19. August 1898, Elbing (Elbląg)
10. April 1945, Berlin-Plötzensee

Der aus Elbing stam­mende Dreher und Werk­meister Gustav Sadranowski ist vor 1933 Mit­glied der SPD. Seit 1925 ist er ver­heira­tet mit Luise, geb. Hagel­mann. 

Während des national­sozia­listischen Regimes arbeitet er in der AEG-Tur­binen­fabrik in der Berliner Hutten­straße in Berlin-Wed­ding und schließt sich dort der betrieb­lichen Wider­stands­gruppe um Wilhelm Leist an, die Familien von politisch Verfolg­ten mit Geld und Essens­marken unter­stützt, Flug­blätter weiter­gibt und Aus­lands­nach­richten verbrei­tet. 

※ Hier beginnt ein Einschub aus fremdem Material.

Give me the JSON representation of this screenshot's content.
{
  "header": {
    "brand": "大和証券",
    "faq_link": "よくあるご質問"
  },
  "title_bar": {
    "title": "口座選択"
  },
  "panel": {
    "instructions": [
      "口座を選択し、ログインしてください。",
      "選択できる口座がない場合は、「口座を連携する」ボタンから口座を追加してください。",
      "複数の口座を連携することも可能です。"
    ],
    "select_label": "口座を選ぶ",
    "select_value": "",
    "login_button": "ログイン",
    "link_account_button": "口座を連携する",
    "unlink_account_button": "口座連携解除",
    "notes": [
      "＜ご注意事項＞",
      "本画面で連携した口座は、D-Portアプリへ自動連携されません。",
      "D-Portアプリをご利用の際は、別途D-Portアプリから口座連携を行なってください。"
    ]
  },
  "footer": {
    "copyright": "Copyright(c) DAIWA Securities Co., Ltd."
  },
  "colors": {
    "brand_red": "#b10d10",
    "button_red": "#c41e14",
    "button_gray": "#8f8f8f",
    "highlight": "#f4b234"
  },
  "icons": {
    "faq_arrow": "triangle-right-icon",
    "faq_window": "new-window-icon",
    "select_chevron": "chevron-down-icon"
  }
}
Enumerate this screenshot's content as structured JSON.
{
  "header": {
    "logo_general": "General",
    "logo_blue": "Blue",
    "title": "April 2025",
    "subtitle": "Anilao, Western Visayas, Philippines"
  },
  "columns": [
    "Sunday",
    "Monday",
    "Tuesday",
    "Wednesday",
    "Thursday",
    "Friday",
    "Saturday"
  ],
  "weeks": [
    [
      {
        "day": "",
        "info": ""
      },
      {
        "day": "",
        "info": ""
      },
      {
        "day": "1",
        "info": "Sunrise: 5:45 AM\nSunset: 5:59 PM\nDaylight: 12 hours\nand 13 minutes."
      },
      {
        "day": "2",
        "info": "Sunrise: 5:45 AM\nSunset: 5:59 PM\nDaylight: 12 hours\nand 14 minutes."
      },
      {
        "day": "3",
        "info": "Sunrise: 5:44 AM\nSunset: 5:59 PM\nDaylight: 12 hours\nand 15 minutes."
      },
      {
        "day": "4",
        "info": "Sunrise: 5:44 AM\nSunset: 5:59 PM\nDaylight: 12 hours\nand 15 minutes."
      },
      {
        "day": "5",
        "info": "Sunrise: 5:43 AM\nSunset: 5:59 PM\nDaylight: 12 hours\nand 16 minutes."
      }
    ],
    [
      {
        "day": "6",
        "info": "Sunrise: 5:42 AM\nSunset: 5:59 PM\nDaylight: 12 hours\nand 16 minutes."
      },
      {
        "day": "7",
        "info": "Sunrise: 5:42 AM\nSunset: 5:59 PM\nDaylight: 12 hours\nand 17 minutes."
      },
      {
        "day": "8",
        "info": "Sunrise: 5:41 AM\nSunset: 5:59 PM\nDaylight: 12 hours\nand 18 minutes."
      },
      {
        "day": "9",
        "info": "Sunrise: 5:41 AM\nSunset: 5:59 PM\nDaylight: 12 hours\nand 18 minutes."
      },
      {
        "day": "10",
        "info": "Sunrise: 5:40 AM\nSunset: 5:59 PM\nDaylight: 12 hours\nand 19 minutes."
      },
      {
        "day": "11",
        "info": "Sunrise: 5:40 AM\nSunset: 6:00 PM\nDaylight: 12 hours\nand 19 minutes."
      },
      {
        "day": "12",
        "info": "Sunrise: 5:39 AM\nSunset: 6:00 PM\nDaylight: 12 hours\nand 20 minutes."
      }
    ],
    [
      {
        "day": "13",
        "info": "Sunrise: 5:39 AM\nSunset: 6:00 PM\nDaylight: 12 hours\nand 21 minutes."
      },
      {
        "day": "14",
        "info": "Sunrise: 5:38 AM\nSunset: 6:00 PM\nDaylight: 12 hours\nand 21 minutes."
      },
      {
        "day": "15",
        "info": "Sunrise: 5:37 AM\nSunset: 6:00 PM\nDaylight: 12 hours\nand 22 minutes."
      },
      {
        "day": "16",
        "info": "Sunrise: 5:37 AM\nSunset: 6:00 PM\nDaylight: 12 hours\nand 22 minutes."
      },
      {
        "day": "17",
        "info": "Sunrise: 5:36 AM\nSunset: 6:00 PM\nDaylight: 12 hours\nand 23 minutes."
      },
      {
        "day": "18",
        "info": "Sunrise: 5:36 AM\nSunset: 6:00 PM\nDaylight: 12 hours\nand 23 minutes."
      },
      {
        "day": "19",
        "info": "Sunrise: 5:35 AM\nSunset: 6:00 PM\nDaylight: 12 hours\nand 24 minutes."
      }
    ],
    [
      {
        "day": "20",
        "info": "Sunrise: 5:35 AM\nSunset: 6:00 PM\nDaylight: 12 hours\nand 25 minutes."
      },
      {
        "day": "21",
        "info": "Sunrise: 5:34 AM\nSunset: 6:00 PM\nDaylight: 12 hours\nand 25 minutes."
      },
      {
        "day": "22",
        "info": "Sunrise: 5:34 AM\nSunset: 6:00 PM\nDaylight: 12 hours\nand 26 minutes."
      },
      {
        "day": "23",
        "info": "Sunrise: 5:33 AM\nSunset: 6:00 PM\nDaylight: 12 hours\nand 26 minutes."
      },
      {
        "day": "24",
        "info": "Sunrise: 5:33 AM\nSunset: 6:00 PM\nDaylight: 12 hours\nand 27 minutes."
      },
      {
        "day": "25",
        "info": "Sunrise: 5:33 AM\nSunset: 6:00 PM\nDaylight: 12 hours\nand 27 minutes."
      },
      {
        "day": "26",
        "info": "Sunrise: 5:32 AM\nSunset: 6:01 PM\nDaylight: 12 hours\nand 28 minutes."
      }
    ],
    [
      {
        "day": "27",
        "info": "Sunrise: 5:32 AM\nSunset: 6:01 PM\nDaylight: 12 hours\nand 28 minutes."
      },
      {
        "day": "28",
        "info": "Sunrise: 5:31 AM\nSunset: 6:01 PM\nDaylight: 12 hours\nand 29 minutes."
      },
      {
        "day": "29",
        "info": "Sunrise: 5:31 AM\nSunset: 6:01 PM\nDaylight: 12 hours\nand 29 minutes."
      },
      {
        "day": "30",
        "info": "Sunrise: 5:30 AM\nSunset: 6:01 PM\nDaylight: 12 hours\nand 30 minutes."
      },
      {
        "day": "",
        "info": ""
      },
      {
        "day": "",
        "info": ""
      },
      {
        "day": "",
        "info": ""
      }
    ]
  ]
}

Als die Gestapo die Gruppe wegen eines Spitzels Anfang 1945 aufdeckt, wird auch Gustav Sadranowski an seinem Arbeits­platz fest­ge­nommen und im Zellen­gefäng­nis Lehrter Straße inhaf­tiert. Am 21. März 1945 werden er, Wilhelm Leist und fünf weitere Arbeitskameraden vom Berliner Kammer­gericht in zum Tode ver­urteilt. Noch am gleichen Tag wird er in das Straf­gefäng­nis Berlin-Plötzen­see über­stellt und dort am 10. April 1945 ermordet.